In 2020, he came to the University of Maryland to pursue a Ph.D. under the guidance of Professor Chen Baiyan. Currently, the main research direction of the team is to discover advanced materials through machine intelligence and robotic automation.While this study has made progress, it is important to understand that although the study can achieve precise modeling, the existing material library is still relatively limited. Therefore, the research team plans to further expand the material library to broaden the performance range of composite materials.

At the same time, researchers are developing material coding methods to support model scalability, so that the model can handle new materials without the need for a large number of re-experiments. In addition, they are exploring various manufacturing and post-processing methods to enhance the water stability of materials.

In this field, one of the major challenges of AI applications is the quantitative general predictive ability. Although there are many large language models that can provide broad summaries based on the analysis of literature data, it is difficult to accurately predict the performance of nanocomposite materials.

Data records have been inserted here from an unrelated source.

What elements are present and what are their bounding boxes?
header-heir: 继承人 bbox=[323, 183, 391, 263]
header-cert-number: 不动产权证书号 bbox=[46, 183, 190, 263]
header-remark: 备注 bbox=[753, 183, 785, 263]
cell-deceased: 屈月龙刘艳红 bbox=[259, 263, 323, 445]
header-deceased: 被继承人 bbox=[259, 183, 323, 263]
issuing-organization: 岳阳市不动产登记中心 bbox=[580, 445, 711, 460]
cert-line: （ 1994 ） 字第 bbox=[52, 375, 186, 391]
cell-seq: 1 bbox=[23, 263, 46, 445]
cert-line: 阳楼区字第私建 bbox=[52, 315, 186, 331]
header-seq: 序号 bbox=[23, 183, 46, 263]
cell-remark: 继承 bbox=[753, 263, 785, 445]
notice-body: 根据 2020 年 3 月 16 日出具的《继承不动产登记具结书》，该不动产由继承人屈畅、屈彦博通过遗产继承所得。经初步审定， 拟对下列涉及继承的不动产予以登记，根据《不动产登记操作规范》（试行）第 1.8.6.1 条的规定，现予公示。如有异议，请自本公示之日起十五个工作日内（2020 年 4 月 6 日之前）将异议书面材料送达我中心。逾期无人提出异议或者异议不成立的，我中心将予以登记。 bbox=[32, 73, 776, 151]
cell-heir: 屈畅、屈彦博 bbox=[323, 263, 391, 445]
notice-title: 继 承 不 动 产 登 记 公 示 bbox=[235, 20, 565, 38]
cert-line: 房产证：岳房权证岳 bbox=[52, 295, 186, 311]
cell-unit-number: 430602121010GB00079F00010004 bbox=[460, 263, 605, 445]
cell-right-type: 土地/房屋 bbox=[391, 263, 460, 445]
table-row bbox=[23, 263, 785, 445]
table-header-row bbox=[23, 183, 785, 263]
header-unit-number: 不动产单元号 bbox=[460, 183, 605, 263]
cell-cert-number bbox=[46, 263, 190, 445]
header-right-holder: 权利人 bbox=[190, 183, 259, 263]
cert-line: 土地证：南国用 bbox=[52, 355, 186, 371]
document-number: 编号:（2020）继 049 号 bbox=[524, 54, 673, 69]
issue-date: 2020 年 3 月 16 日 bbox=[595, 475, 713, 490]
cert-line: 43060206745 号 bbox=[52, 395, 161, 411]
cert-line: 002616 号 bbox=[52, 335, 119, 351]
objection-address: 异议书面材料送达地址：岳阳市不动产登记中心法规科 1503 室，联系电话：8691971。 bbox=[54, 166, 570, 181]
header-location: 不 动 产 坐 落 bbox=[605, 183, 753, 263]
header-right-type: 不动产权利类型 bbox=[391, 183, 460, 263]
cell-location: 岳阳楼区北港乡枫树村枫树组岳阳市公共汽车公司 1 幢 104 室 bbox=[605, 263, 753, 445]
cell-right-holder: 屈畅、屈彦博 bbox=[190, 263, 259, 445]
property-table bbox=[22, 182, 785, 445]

Now, the team is working on establishing a model that includes more materials.

Chen Tianle said: "We hope to develop a universal material coding method in the future, which can not only capture the similarities and correlations between different material types, but also express the differences between material variants, and adapt to various scales to enhance the universality and adaptability of the model."

(Note: The name "Chen Tianle" is a direct translation and may not be accurate if it is a proper noun that should be kept in its original form.)